IL CASO FRANCESE - Negli ultimi anni c’è stata una pioggia di rapporti governativi per suonare l’allarme sui conti previdenziali. Nel 1999 il «Rapporto Charpin» prevedeva il collasso entro il 2020. Nel 2000 la spesa è cresciuta del 6,3% e nei primi quattro mesi del 2001 del 4,7%. Nessun dubbio sulla necessità d’intervenire nel Paese che ha il record della più bassa età per la pensione di vecchiaia: 60 anni, grazie alla poco lungimirante riforma del Régime Général del 1982 che abbassò appunto l’età da 65 a 60 anni.
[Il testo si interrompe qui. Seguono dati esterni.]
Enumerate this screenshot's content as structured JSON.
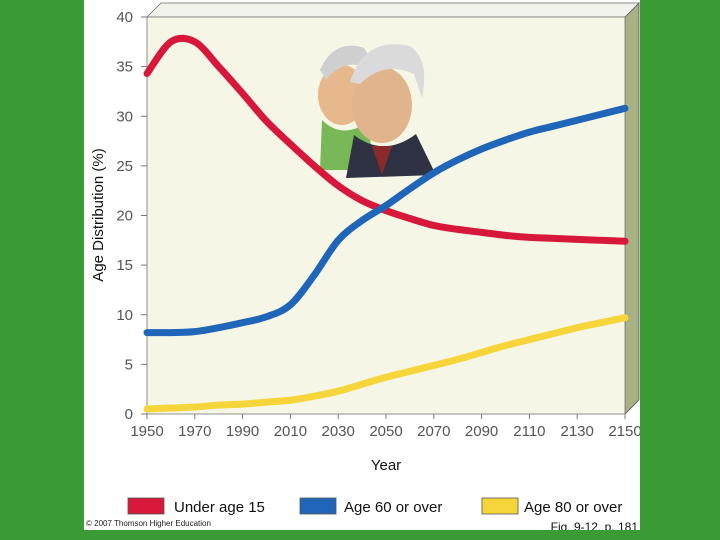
{
  "chart_data": {
    "type": "line",
    "title": "",
    "xlabel": "Year",
    "ylabel": "Age Distribution (%)",
    "x": [
      1950,
      1960,
      1970,
      1980,
      1990,
      2000,
      2010,
      2020,
      2030,
      2040,
      2050,
      2060,
      2070,
      2080,
      2090,
      2100,
      2110,
      2120,
      2130,
      2140,
      2150
    ],
    "xticks": [
      "1950",
      "1970",
      "1990",
      "2010",
      "2030",
      "2050",
      "2070",
      "2090",
      "2110",
      "2130",
      "2150"
    ],
    "yticks": [
      "0",
      "5",
      "10",
      "15",
      "20",
      "25",
      "30",
      "35",
      "40"
    ],
    "xlim": [
      1950,
      2150
    ],
    "ylim": [
      0,
      40
    ],
    "grid": false,
    "legend_position": "bottom",
    "series": [
      {
        "name": "Under age 15",
        "color": "#d8183a",
        "values": [
          34.3,
          37.5,
          37.5,
          35.0,
          32.3,
          29.5,
          27.2,
          25.0,
          23.0,
          21.5,
          20.5,
          19.7,
          19.0,
          18.6,
          18.3,
          18.0,
          17.8,
          17.7,
          17.6,
          17.5,
          17.4
        ]
      },
      {
        "name": "Age 60 or over",
        "color": "#1f66b8",
        "values": [
          8.2,
          8.2,
          8.3,
          8.7,
          9.2,
          9.8,
          11.0,
          14.0,
          17.5,
          19.5,
          21.0,
          22.7,
          24.3,
          25.6,
          26.7,
          27.6,
          28.4,
          29.0,
          29.6,
          30.2,
          30.8
        ]
      },
      {
        "name": "Age 80 or over",
        "color": "#f5d53a",
        "values": [
          0.5,
          0.6,
          0.7,
          0.9,
          1.0,
          1.2,
          1.4,
          1.8,
          2.3,
          3.0,
          3.7,
          4.3,
          4.9,
          5.5,
          6.2,
          6.9,
          7.5,
          8.1,
          8.7,
          9.2,
          9.7
        ]
      }
    ],
    "copyright": "© 2007 Thomson Higher Education",
    "figure_label": "Fig. 9-12, p. 181"
  },
  "illustration": {
    "icon": "elderly-couple-icon",
    "skin": "#e2b48c",
    "hair": "#d9d9d9",
    "jacket_him": "#2e3142",
    "jacket_her": "#7ab85a"
  }
}
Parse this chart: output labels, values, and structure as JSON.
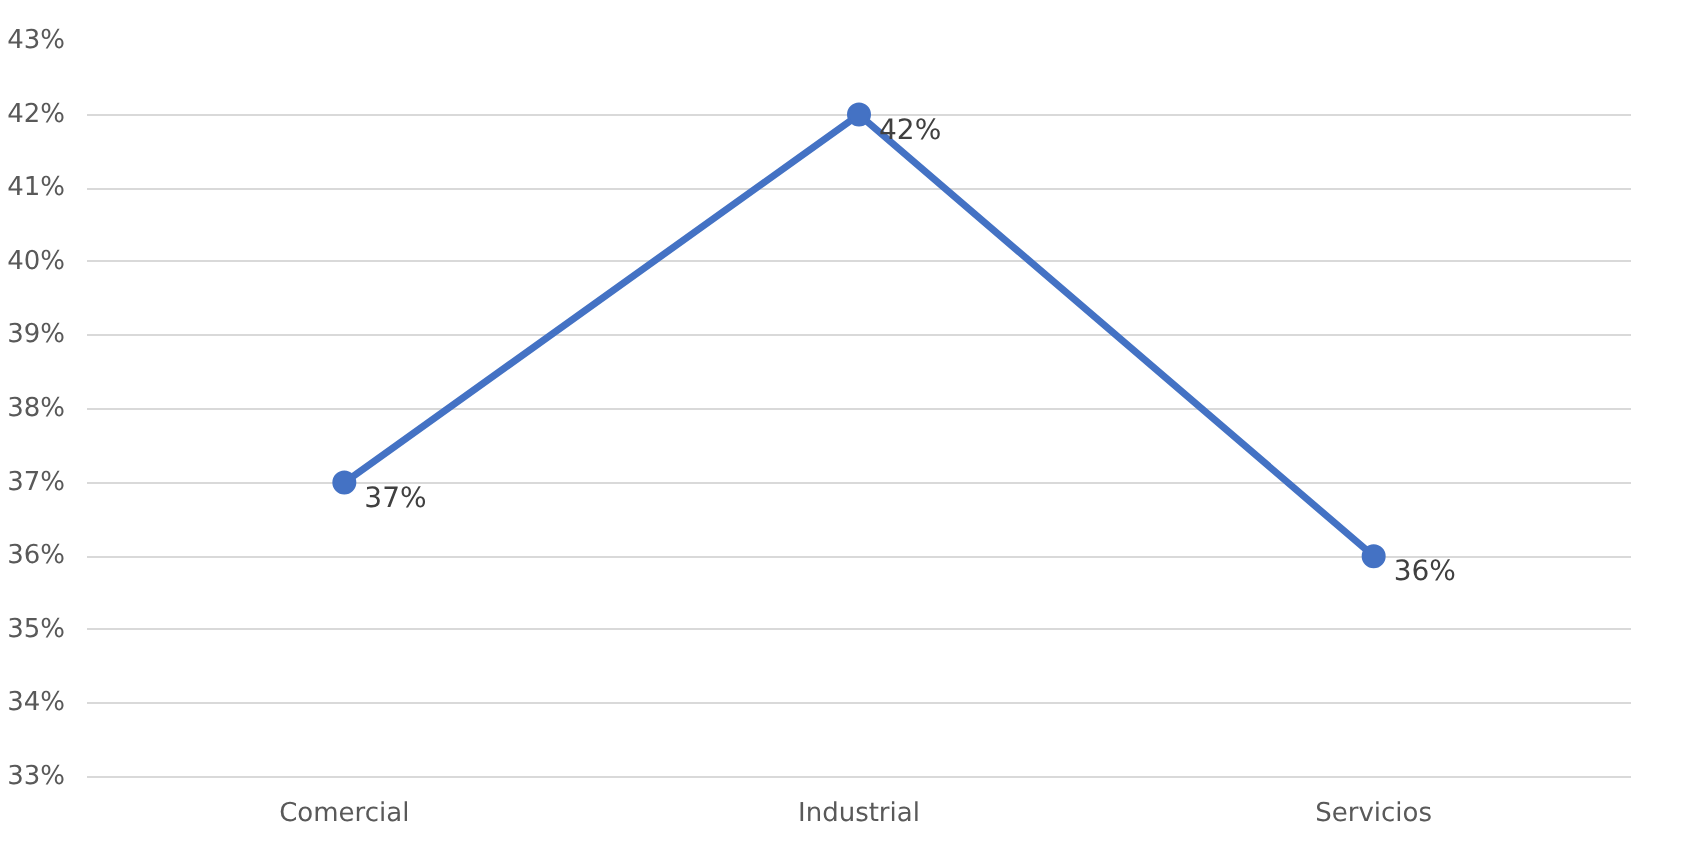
{
  "chart_data": {
    "type": "line",
    "categories": [
      "Comercial",
      "Industrial",
      "Servicios"
    ],
    "series": [
      {
        "color": "#4472c4",
        "values": [
          37,
          42,
          36
        ]
      }
    ],
    "value_labels": [
      "37%",
      "42%",
      "36%"
    ],
    "ylim": [
      33,
      43
    ],
    "yticks": [
      {
        "value": 33,
        "label": "33%"
      },
      {
        "value": 34,
        "label": "34%"
      },
      {
        "value": 35,
        "label": "35%"
      },
      {
        "value": 36,
        "label": "36%"
      },
      {
        "value": 37,
        "label": "37%"
      },
      {
        "value": 38,
        "label": "38%"
      },
      {
        "value": 39,
        "label": "39%"
      },
      {
        "value": 40,
        "label": "40%"
      },
      {
        "value": 41,
        "label": "41%"
      },
      {
        "value": 42,
        "label": "42%"
      },
      {
        "value": 43,
        "label": "43%"
      }
    ],
    "grid": "y",
    "marker": "circle",
    "line_style": "solid"
  }
}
Lo scorso gennaio il governo socialista di Lionel Jospin è sembrato pronto a cedere alle richieste degli industriali di riportare il limite a 65 anni, ma ha dovuto fare immediatamente marcia indietro davanti ai 250 mila francesi scesi in piazza il 25 gennaio. Se ne riparlerà dopo le elezioni del 2002.

LA PROPOSTA BLAIR - È arrivata anche questa all’inizio dell’anno e ha fatto molto discutere. Per il primo ministro inglese, Tony Blair, sarebbe ora di consentire, a chi vuole, di lavorare anche dopo i 65 anni. Secondo le indiscrezioni della stampa inglese, il governo avrebbe in mente di proporre una fascia d’età flessibile fino a 70 anni. Quella della flessibilità è in effetti la strada più gettonata dai governi che vogliono far digerire le riforme. L’Italia nel ’95 ha aperto la strada stabilendo, con la riforma Dini, che per tutti i neoassunti dal primo gennaio 1996 l’età di pensione varia a scelta tra 57 e 65 anni. Ma anche questo rischia di restare un record negativo.